I was talking about through hole components!

When taking components like that off, I would mask the outside area with silver foil and use a hot air gun with a vacuum component sucker at the ready.

I must admit I haven't considered, or seen the use of low melting point solder[1] to help component removal. His use of 320C air is what I would use to melt lead free solder. It would still melt adjacent plastic components. I wasn't impressed how he left the pads still with loads of solder. Perhaps I'm more generous with the braid and trim the end full of solder more often.

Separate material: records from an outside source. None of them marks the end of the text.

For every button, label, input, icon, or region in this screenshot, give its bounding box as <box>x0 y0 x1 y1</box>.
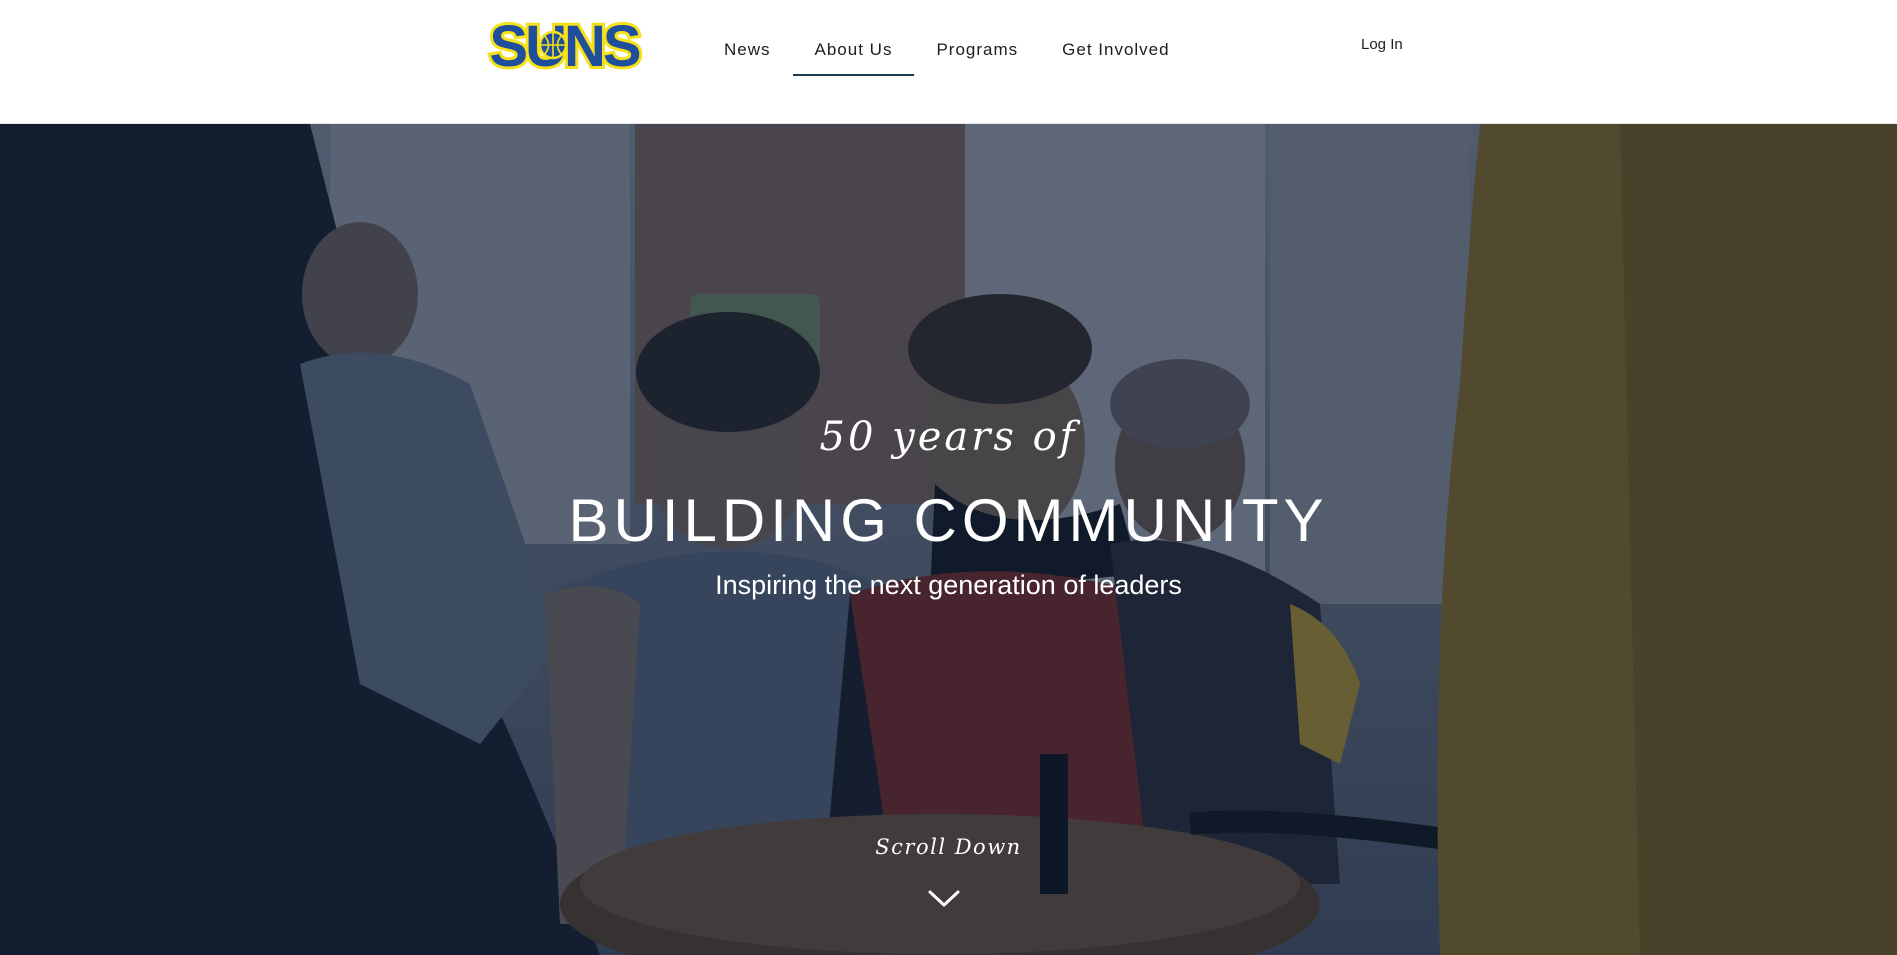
login-link[interactable]: Log In <box>1361 36 1403 53</box>
hero-subtitle: Inspiring the next generation of leaders <box>715 570 1182 600</box>
site-header: SUNS News About Us Programs Get Involved… <box>0 0 1897 124</box>
nav-item-label: About Us <box>814 40 893 59</box>
hero-section: 50 years of BUILDING COMMUNITY Inspiring… <box>0 124 1897 955</box>
suns-logo[interactable]: SUNS <box>478 12 650 78</box>
logo-graphic: SUNS <box>486 12 645 78</box>
main-nav: News About Us Programs Get Involved <box>702 24 1192 76</box>
nav-item-get-involved[interactable]: Get Involved <box>1040 24 1191 76</box>
scroll-down-label[interactable]: Scroll Down <box>0 835 1897 859</box>
basketball-icon <box>538 30 568 60</box>
nav-item-label: Get Involved <box>1062 40 1170 59</box>
hero-tagline: 50 years of <box>819 414 1078 460</box>
chevron-down-icon[interactable] <box>928 890 960 908</box>
hero-title: BUILDING COMMUNITY <box>568 487 1329 554</box>
nav-item-programs[interactable]: Programs <box>914 24 1040 76</box>
nav-item-news[interactable]: News <box>702 24 793 76</box>
nav-item-about-us[interactable]: About Us <box>792 24 915 76</box>
nav-item-label: Programs <box>936 40 1019 59</box>
page: SUNS News About Us Programs Get Involved… <box>0 0 1897 955</box>
nav-item-label: News <box>724 40 771 59</box>
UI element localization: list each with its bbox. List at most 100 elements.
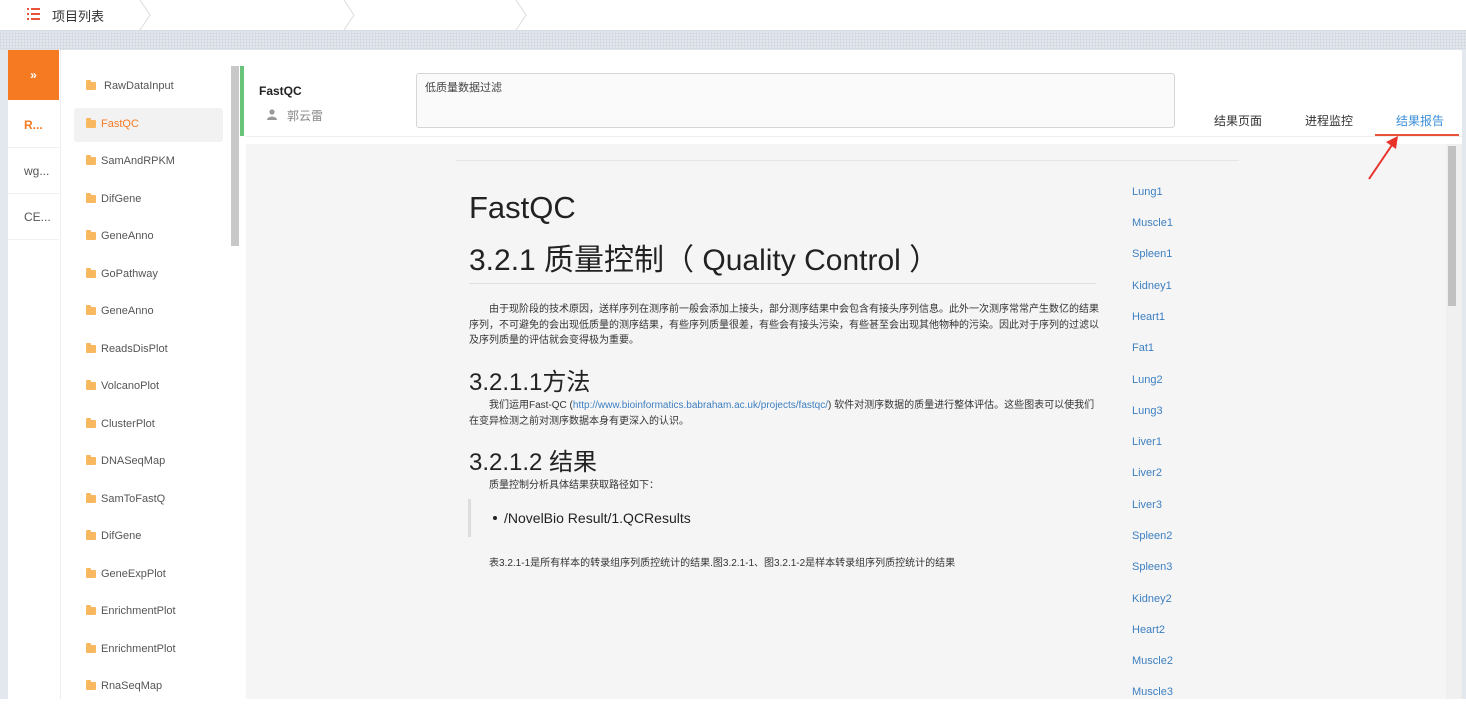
sidebar-item-project[interactable]: CE... — [8, 194, 59, 240]
toc-link[interactable]: Fat1 — [1132, 342, 1252, 354]
toc-link[interactable]: Heart1 — [1132, 311, 1252, 323]
folder-icon — [86, 230, 96, 240]
toc-link[interactable]: Liver3 — [1132, 499, 1252, 511]
module-item[interactable]: ClusterPlot — [74, 408, 223, 442]
status-indicator — [240, 66, 244, 136]
module-label: RawDataInput — [104, 80, 174, 92]
folder-icon — [86, 268, 96, 278]
module-label: ClusterPlot — [101, 418, 155, 430]
breadcrumb-separator-icon — [343, 0, 355, 30]
module-label: GeneAnno — [101, 230, 154, 242]
folder-icon — [86, 568, 96, 578]
module-item[interactable]: EnrichmentPlot — [74, 595, 223, 629]
fastqc-link[interactable]: http://www.bioinformatics.babraham.ac.uk… — [573, 400, 828, 411]
module-label: RnaSeqMap — [101, 680, 163, 692]
toc-link[interactable]: Lung1 — [1132, 186, 1252, 198]
module-item[interactable]: RawDataInput — [74, 70, 223, 104]
toc-link[interactable]: Kidney2 — [1132, 593, 1252, 605]
toc-link[interactable]: Heart2 — [1132, 624, 1252, 636]
module-item[interactable]: DNASeqMap — [74, 445, 223, 479]
report-viewer: FastQC 3.2.1 质量控制（ Quality Control ） 由于现… — [246, 144, 1446, 699]
annotation-arrow-icon — [1368, 136, 1398, 180]
report-scrollbar[interactable] — [1446, 144, 1462, 699]
folder-icon — [86, 305, 96, 315]
module-label: DifGene — [101, 193, 142, 205]
table-note: 表3.2.1-1是所有样本的转录组序列质控统计的结果.图3.2.1-1、图3.2… — [489, 558, 956, 569]
breadcrumb-separator-icon — [139, 0, 151, 30]
tab-result-report[interactable]: 结果报告 — [1396, 112, 1444, 129]
list-icon[interactable] — [27, 8, 40, 20]
module-label: ReadsDisPlot — [101, 343, 168, 355]
breadcrumb-title[interactable]: 项目列表 — [52, 6, 104, 25]
tab-result-page[interactable]: 结果页面 — [1214, 112, 1262, 129]
module-label: EnrichmentPlot — [101, 605, 176, 617]
folder-icon — [86, 193, 96, 203]
toc-link[interactable]: Muscle2 — [1132, 655, 1252, 667]
module-label: FastQC — [101, 118, 139, 130]
left-edge — [0, 50, 8, 699]
module-item[interactable]: GoPathway — [74, 258, 223, 292]
scrollbar-thumb[interactable] — [1448, 146, 1456, 306]
module-item[interactable]: EnrichmentPlot — [74, 633, 223, 667]
module-list: RawDataInput FastQC SamAndRPKM DifGene G… — [61, 50, 239, 699]
sidebar-toggle-button[interactable]: » — [8, 50, 59, 100]
toc-link[interactable]: Spleen2 — [1132, 530, 1252, 542]
user-icon — [267, 109, 277, 120]
module-label: GeneExpPlot — [101, 568, 166, 580]
project-owner: 郭云雷 — [287, 109, 324, 123]
folder-icon — [86, 643, 96, 653]
module-label: SamToFastQ — [101, 493, 166, 505]
toc-link[interactable]: Spleen3 — [1132, 561, 1252, 573]
module-item[interactable]: SamToFastQ — [74, 483, 223, 517]
method-text: 我们运用Fast-QC ( — [489, 400, 573, 411]
module-item[interactable]: SamAndRPKM — [74, 145, 223, 179]
module-label: SamAndRPKM — [101, 155, 175, 167]
toc-link[interactable]: Kidney1 — [1132, 280, 1252, 292]
document-top-rule — [456, 160, 1239, 161]
result-paragraph: 质量控制分析具体结果获取路径如下： — [489, 480, 659, 491]
blockquote-bar — [468, 499, 471, 537]
folder-icon — [86, 455, 96, 465]
sidebar-item-project[interactable]: R... — [8, 102, 59, 148]
report-title: FastQC — [469, 190, 576, 225]
section-heading: 3.2.1 质量控制（ Quality Control ） — [469, 244, 940, 277]
folder-icon — [86, 530, 96, 540]
module-item[interactable]: GeneAnno — [74, 220, 223, 254]
toc-link[interactable]: Spleen1 — [1132, 248, 1252, 260]
tab-process-monitor[interactable]: 进程监控 — [1305, 112, 1353, 129]
section-divider — [469, 283, 1096, 284]
header-divider — [246, 136, 1462, 137]
project-sidebar: » R... wg... CE... — [8, 50, 61, 699]
module-item[interactable]: GeneAnno — [74, 295, 223, 329]
module-item[interactable]: DifGene — [74, 183, 223, 217]
toc-link[interactable]: Liver1 — [1132, 436, 1252, 448]
folder-icon — [86, 380, 96, 390]
module-item[interactable]: GeneExpPlot — [74, 558, 223, 592]
folder-icon — [86, 605, 96, 615]
project-name: FastQC — [259, 84, 302, 98]
module-label: GeneAnno — [101, 305, 154, 317]
module-item[interactable]: VolcanoPlot — [74, 370, 223, 404]
module-label: VolcanoPlot — [101, 380, 160, 392]
module-list-scrollbar[interactable] — [231, 66, 239, 246]
method-paragraph: 我们运用Fast-QC (http://www.bioinformatics.b… — [469, 398, 1099, 429]
sidebar-item-project[interactable]: wg... — [8, 148, 59, 194]
module-label: DNASeqMap — [101, 455, 166, 467]
result-path: /NovelBio Result/1.QCResults — [493, 510, 691, 526]
module-item[interactable]: FastQC — [74, 108, 223, 142]
toc-link[interactable]: Lung3 — [1132, 405, 1252, 417]
project-description-field[interactable]: 低质量数据过滤 — [416, 73, 1175, 128]
folder-icon — [86, 343, 96, 353]
folder-icon — [86, 155, 96, 165]
toc-link[interactable]: Lung2 — [1132, 374, 1252, 386]
folder-icon — [86, 418, 96, 428]
method-heading: 3.2.1.1方法 — [469, 369, 591, 396]
toc-link[interactable]: Muscle1 — [1132, 217, 1252, 229]
toc-link[interactable]: Liver2 — [1132, 467, 1252, 479]
intro-paragraph: 由于现阶段的技术原因，送样序列在测序前一般会添加上接头，部分测序结果中会包含有接… — [469, 304, 1099, 346]
folder-icon — [86, 80, 96, 90]
module-item[interactable]: ReadsDisPlot — [74, 333, 223, 367]
right-edge — [1462, 50, 1466, 699]
module-item[interactable]: DifGene — [74, 520, 223, 554]
toc-link[interactable]: Muscle3 — [1132, 686, 1252, 698]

[1] Roses metal sounds a good bet.
Reply to
Fredxxx

We've always put a bit of rubber pipe on it.

Andy

Reply to
Vir Campestris

All down to personal preference. I seldom use it. So I suppose the OP should try the various options ideally. I mostly use a soldering iron or hot air.

NT

Reply to
tabbypurr

I'd not be without my Pace desolder set. Basically, an iron with a hole down the middle of the bit connected to a vacuum pump. Invaluable if you do a lot. Think there are quite cheap ones available these days.

Reply to
Dave Plowman (News)

Have one, worked at first but when I tried to use it a month later it did not.

Reply to
F Murtz

Which is what most people do, but the problem is components with many legs which is why the sucker or wick.

Or heat joints together or in succession, bending the part over. etc etc.

Reply to
F Murtz

Many thanks everyone - plenty to go on there. I'll start with the wick-fluxing and see where that gets me.